Sujeitos Processuais (art. 251 a 258, 261, 267 e 274)
Questão de Sujeitos Processuais (art. 251 a 258, 261, 267 e 274) — FCC 2019
Banca: FCC — Órgão: DPE AM — Cargo: Analista Jurídico de Defensoria / Ciências Jurídicas — Ano: 2019 — Questão 16
Banca: FCC — Órgão: DPE AM — Cargo: Analista Jurídico de Defensoria / Ciências Jurídicas — Ano: 2019 — Questão 16
Imparcialidade é sinônimo de alheabilidade, ou seja, a Agência Judicial não pode ter interesse pessoal em relação às partes, nem retirar proveito do processo. Juiz imparcial é aquele que não tem interesse, próprio ou de pessoa que lhe seja próxima, no Julgamento. (CASARA, Rubens; MELCHIOR, Antonio Pedro. Teoria do processo penal brasileiro: dogmática e crítica. Rio de Janeiro: Lumen Juris, 2013. p 142) Buscando evitar a parcialidade do juiz, o Código de Processo Penal enumerou situações de suspeição do juiz, entre as quais:
- A) se tiver funcionado seu cônjuge ou parente, consanguíneo ou afim, em linha reta ou colateral até o terceiro grau, inclusive, como defensor ou advogado, órgão do Ministério Público, autoridade policial, auxiliar da justiça ou perito.
- B) se tiver funcionado como juiz de outra instância, pronunciando-se, de fato ou de direito, sobre a questão.

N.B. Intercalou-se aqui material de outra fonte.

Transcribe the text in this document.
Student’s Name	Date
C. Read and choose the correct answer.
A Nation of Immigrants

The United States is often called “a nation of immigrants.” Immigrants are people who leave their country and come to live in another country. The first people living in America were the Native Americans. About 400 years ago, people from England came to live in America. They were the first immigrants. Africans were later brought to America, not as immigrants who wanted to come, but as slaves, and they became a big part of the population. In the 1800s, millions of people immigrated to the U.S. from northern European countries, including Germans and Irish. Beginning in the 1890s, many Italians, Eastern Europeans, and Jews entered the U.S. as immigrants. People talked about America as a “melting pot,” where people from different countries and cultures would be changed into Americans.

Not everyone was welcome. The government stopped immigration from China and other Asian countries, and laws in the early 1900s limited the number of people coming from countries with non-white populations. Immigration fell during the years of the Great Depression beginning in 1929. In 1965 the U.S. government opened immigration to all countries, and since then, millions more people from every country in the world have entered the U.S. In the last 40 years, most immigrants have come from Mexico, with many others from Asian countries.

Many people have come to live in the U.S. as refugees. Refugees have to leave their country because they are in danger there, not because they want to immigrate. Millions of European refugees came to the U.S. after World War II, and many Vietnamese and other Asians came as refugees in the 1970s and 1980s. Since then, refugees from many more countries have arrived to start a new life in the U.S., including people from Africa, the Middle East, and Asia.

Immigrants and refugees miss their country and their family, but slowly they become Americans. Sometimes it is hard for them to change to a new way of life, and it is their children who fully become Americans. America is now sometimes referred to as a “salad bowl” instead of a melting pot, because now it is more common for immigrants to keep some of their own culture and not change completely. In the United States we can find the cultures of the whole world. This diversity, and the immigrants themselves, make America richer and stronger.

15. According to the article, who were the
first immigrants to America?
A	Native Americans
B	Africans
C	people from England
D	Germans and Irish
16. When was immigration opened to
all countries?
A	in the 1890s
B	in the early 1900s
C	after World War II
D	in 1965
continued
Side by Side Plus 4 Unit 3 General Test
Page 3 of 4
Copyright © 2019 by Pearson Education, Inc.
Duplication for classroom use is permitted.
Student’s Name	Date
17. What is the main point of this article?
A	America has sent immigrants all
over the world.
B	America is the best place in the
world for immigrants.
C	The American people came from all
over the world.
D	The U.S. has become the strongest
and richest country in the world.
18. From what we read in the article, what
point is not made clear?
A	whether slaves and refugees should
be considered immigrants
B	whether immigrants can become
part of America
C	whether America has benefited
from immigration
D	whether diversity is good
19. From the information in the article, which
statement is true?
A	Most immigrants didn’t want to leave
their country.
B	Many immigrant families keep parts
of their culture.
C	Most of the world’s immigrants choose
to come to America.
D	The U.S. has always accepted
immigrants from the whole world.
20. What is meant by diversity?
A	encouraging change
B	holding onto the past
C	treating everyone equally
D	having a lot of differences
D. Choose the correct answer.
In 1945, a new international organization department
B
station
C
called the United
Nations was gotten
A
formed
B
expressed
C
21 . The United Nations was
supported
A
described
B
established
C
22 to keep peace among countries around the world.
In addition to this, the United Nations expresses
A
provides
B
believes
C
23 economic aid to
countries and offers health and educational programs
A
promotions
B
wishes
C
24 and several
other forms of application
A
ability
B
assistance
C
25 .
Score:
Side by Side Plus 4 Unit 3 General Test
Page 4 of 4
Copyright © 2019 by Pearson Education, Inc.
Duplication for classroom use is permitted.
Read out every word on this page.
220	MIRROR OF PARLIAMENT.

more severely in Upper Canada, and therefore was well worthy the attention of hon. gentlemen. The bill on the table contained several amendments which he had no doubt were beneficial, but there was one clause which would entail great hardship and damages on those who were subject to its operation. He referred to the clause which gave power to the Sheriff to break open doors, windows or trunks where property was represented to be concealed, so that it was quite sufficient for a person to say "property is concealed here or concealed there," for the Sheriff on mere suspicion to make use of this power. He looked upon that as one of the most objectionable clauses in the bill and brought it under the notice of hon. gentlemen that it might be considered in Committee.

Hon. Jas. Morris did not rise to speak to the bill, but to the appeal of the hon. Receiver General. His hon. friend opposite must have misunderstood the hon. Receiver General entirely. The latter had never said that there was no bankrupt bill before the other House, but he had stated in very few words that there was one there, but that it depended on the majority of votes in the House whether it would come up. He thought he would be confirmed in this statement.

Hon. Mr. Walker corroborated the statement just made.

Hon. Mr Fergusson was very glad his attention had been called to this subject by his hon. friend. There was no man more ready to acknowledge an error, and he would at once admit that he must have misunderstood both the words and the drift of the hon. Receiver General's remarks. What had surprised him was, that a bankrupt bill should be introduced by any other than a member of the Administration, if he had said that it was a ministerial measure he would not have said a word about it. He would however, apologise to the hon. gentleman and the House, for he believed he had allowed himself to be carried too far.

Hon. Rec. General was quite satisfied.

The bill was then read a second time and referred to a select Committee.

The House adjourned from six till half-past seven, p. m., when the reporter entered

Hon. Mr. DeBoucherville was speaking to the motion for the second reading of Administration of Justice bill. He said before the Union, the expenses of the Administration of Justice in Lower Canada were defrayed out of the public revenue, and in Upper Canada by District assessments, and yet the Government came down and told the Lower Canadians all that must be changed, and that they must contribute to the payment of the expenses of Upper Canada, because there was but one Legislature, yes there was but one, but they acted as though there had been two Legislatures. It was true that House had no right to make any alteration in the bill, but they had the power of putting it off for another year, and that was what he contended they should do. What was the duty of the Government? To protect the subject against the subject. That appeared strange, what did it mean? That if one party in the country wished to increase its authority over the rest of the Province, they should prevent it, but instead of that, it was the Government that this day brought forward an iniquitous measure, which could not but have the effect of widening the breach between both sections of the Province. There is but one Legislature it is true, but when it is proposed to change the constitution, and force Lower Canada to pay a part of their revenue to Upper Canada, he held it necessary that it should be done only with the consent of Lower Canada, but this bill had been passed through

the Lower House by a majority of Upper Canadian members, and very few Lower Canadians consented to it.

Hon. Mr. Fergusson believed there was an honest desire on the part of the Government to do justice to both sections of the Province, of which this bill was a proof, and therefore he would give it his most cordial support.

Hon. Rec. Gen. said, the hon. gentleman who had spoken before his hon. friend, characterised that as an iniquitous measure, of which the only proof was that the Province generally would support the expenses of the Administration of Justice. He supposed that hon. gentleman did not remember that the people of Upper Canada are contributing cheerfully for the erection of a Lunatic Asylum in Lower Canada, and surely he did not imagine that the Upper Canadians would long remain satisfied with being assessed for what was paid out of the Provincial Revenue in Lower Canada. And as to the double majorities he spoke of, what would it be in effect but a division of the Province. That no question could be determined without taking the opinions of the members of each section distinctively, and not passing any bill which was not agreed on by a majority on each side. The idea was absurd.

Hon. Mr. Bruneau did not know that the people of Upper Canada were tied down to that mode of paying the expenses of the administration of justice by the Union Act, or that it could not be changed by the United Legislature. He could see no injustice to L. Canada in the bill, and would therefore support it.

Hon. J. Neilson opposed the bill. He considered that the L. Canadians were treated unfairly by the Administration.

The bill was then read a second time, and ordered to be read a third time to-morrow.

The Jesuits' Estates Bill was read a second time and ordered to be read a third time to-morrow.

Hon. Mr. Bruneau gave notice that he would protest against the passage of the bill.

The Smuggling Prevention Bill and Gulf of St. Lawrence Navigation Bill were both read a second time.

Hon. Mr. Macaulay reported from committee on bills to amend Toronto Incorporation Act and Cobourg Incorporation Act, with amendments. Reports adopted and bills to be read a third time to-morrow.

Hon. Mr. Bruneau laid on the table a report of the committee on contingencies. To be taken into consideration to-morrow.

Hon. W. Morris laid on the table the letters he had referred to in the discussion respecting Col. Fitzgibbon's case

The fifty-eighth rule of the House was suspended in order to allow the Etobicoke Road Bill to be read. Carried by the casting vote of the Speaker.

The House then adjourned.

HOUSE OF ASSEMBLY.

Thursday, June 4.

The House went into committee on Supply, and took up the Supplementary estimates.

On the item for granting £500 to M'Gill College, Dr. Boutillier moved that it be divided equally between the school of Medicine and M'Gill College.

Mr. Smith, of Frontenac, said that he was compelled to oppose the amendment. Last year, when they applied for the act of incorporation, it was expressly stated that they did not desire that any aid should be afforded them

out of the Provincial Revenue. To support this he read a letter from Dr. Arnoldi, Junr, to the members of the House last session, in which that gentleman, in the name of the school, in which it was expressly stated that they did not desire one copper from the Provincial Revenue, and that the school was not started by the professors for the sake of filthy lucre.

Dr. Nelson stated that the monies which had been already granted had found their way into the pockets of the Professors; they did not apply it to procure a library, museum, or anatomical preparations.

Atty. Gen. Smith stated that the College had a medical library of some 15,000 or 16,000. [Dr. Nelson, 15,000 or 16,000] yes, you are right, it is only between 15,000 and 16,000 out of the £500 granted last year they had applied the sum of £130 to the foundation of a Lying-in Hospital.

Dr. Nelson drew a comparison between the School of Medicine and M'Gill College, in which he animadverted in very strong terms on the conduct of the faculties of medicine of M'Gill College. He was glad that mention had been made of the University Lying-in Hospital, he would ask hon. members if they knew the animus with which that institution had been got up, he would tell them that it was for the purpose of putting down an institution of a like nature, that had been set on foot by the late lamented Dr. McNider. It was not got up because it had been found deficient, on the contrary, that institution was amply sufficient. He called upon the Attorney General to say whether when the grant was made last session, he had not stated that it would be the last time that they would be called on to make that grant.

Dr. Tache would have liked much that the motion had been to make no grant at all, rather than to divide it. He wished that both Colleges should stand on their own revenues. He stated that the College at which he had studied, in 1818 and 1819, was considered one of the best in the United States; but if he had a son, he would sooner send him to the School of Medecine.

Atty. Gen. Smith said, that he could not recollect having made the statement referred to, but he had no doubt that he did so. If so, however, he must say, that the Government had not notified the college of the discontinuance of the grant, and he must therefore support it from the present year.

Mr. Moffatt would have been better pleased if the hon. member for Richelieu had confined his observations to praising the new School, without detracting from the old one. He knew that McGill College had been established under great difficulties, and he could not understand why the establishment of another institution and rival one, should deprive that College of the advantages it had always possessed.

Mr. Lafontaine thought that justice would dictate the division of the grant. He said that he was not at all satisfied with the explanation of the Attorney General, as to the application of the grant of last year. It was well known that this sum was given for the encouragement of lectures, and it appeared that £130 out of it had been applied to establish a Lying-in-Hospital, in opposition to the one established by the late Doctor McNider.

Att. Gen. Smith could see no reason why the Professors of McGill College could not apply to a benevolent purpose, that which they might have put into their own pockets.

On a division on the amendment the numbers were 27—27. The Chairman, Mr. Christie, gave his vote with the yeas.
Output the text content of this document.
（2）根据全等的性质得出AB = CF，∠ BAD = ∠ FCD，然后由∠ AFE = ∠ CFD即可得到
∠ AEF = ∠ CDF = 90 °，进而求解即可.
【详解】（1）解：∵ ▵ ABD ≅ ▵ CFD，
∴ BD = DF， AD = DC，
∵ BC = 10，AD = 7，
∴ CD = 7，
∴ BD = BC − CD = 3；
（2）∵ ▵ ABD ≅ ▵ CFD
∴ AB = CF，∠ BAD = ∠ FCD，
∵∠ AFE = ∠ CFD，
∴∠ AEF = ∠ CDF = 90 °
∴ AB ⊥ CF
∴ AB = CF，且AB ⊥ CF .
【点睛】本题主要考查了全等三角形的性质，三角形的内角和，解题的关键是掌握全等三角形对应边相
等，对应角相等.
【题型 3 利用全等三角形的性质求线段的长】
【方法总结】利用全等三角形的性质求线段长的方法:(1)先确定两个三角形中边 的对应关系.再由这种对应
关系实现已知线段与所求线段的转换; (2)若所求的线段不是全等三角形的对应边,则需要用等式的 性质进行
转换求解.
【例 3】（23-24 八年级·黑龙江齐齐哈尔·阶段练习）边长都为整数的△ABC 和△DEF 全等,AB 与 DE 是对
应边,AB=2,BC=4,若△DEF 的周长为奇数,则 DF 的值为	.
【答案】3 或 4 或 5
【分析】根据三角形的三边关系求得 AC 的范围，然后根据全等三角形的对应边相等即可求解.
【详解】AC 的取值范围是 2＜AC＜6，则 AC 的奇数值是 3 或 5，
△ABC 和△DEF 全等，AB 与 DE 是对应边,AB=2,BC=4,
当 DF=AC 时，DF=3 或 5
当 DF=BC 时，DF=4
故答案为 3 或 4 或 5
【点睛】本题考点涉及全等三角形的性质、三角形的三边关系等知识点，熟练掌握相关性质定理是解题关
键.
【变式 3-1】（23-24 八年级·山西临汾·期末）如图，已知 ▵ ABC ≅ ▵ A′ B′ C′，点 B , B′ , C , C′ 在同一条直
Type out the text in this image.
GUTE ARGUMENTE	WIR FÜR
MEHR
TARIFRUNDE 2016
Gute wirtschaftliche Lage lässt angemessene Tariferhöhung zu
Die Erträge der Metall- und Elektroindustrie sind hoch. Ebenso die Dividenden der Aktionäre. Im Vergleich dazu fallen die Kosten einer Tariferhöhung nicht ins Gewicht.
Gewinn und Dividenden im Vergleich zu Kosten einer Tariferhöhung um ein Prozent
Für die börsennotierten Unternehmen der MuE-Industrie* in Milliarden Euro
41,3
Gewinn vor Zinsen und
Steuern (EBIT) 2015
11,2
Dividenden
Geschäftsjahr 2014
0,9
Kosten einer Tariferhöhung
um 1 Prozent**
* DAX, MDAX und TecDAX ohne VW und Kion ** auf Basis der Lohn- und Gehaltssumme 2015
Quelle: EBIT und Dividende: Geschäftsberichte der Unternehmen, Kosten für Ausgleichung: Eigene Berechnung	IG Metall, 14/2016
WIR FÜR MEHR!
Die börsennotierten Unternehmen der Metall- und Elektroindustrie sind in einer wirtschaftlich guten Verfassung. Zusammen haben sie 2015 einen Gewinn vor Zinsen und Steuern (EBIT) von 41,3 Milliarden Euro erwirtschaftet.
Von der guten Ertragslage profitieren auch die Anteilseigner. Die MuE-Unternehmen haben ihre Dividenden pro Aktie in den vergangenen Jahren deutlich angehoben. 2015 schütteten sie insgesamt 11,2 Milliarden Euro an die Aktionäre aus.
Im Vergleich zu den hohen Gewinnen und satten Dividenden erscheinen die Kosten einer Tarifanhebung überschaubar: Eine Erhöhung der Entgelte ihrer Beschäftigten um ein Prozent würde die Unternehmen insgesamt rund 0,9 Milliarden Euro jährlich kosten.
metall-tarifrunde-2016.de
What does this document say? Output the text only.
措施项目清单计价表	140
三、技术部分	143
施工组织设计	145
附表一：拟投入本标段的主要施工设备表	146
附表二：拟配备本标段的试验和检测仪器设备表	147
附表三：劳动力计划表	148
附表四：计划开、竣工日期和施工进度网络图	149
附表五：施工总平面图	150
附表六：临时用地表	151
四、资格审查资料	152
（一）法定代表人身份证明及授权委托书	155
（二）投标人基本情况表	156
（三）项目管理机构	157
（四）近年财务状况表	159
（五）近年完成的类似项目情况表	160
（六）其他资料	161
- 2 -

- C) se ele, seu cônjuge, ou parente, consanguíneo, ou afim, até o segundo grau, inclusive, sustentar demanda ou responder a processo que tenha de ser julgado por qualquer das partes,
- D) se ele próprio ou seu cônjuge ou parente, consanguíneo ou afim em linha reta ou colateral até o terceiro grau, inclusive, for parte ou diretamente interessado no feito.
- E) se tiver aconselhado qualquer das partes ou for amigo Íntimo ou inimigo capital de qualquer deles.